Die vier Handlungsfelder der Digitalen Suffizienz in Kulturbetrieben

Im Fall der Techniksuffizienz soll auf eine bereits vorhandene Software ohne unnötige Funktionen zurückgegriffen werden, die eine breite Kompatibilität mit verschiedenen Endgeräten aufweist, idealerweise auch mit nachhaltigen Devices (z.B. Fairphone, ein Unternehmen, welches Elektronik unter fairen Bedingungen und mit nachhaltigen Materialien produziert). Oft besteht aber noch ein Intention-Behavior-Gap bei der Nutzung nachhaltig und fair produzierter Endgeräte, also eine Diskrepanz zwischen dem guten Vorsatz und der tatsächlichen Umsetzung, da es meist bequemer ist, die Geräte und Betriebssysteme konventioneller Anbieter zu nutzen.

Datensuffizienz bedeutet, dass die durch die Nutzung der Anwendung entstandenen Daten und Erkenntnisse in Form von OpenData oder OpenAccess für andere Zwecke sinnvoll weitergenutzt werden, solange dies im Einklang mit dem Datenschutz geschieht. Die Workshopteilnehmenden arbeiteten hier heraus, dass es wichtig ist, Art und Ausmaß der Datenverarbeitung transparent mit den Besucherinnen und Besuchern zu kommunizieren, z.B. über entsprechende schriftliche Hinweise oder Banner.
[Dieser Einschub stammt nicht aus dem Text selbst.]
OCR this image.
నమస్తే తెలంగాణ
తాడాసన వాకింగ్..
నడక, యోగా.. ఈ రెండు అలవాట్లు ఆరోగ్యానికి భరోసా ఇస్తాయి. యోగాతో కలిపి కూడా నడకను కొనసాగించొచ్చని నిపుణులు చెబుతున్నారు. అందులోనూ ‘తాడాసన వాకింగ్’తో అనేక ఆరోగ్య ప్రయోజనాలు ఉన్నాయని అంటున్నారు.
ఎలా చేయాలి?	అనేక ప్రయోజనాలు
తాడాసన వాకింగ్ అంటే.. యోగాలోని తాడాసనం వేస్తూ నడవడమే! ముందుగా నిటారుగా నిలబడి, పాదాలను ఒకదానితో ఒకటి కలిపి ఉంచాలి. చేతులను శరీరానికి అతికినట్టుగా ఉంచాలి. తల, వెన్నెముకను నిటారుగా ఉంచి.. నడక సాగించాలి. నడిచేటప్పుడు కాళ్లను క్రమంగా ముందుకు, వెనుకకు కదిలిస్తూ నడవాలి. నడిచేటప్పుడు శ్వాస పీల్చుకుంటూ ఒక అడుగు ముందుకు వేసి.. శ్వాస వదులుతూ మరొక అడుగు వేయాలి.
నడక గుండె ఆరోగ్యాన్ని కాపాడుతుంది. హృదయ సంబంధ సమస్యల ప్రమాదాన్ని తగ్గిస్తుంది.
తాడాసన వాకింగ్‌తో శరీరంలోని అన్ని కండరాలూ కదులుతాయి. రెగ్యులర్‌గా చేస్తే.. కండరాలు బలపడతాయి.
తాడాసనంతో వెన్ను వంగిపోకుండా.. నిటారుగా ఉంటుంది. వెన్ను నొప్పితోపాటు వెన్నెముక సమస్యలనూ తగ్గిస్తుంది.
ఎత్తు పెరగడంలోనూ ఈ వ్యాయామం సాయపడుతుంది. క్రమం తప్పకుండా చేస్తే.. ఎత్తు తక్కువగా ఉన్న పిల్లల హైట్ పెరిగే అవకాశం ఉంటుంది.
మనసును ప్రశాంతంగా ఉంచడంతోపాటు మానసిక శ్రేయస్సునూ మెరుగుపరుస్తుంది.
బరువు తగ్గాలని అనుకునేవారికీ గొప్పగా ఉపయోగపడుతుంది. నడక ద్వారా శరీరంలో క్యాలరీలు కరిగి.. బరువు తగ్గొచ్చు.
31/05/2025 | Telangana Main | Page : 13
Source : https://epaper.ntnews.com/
Die Nutzungssuffizienz meint die Beschränkung auf wesentliche Kernfunktionen in der Anwendung. In vielen digitalen Anwendungen werden beispielsweise gerne Spielmechanismen eingesetzt, die als extrinsische Motivatoren zur Nutzung dienen sollen. Eine solche Gamification kann zwar Anreize für die Nutzer*innen bieten, jedoch sollte im Vorfeld sorgfältig abgewägt werden, ob diese Funktionen auch wirklich einen inhaltlichen Mehr-Wert bieten oder ob dadurch einfach nur eine unnötige Mehr-Nutzung entsteht. Ein Beispiel für Nutzungssuffizienz in der Kulturbranche kann z.B. eine Museums-App sein, in der digitale Führungen angeboten werden, die nicht die komplette Sammlung abdecken, sondern an die individuellen Interessenschwerpunkte bzw. verfügbare Zeit der Besucherinnen und Besucher abgestimmt sind.

© Nienke Wüst

Zuletzt wird mit der ökonomischen Suffizienz die wirtschaftliche Komponente berücksichtigt. Hier unterscheidet man zwischen externer und interner Suffizienz. Um Kosten in der Entwicklung einer Anwendung zu sparen, kann auf Free and Open Source Software, sog. FLOSS, zurückgegriffen werden, deren Quellcode kostenfrei zur Verfügung steht (externe Suffizienz). Intern kann ökonomische Suffizienz durch einen institutionsübergreifenden Wissens- und Kompetenzaustausch (z.B. Fortbildungen, Leitfäden etc.) und der Abwägung, dass solche Elemente als Motivationsfaktoren mit dem Nachteil der eventuellen Mehrnutzung dienen können, realisiert werden. Wachstumsverzicht zugunsten einer nachhaltigen Entwicklung kann allerdings in Konflikt mit den aktuellen Strategien der Kulturpolitik und -förderung geraten, da auch nicht-gewinnorientierte Kultureinrichtungen immer öfter anhand ihrer Besucher*innenzahlen – und ob sie diese steigern können – gemessen werden.

Vor dem Start eines Projekts oder der Neuentwicklung eines digitalen Angebots sollte jede Kulturinstitution im Hinblick auf die Suffizienz unter anderem die Fragen beantworten, ob der digitale Raum der richtige Ort ist und ob ein tatsächlicher Mehrwert für Besucherinnen und Besucher entstehen kann. Suffizienz ist also ebenso wie Nachhaltigkeit nicht bloß eine Frage der Technik, sondern auch eine des Mindsets.

Zu Johannes Berger:
Johannes Berger ist Digital Curator und Produktmanager bei der Homo Ludens GmbH, einer Agentur für digitale Educational und Serious Games in der Kulturbranche – assoziiert mit dem gamelab.berlin von der Humboldt-Universität zu Berlin. 2022 absolvierte er seinen Master of Arts in Museumsmanagement und -kommunikation an der HTW Berlin. Zuvor studierte er Filmwissenschaft und Geschichte an der Freien Universität Berlin und schloss eine Ausbildung zum Mediengestalter für Bild & Ton ab. Seit 2020 ist er aktives Mitglied des ICOM Deutschland Young Professionals Netzwerkes.

Zur Autorin:
Nienke Wüst ist Studierende im Masterstudiengang Kunstvermittlung und Kulturmanagement an der HHU und bildet gemeinsam mit Melina Hartmann und Katharina Reher das Team Dokumentation, welches das Düsseldorfer Symposium zur Nachhaltigkeit in Kunst und Kultur inhaltlich nachbereitet.


[1] Der Quellcode ist der in einer Programmiersprache verfasste Text eines Computerprogramms.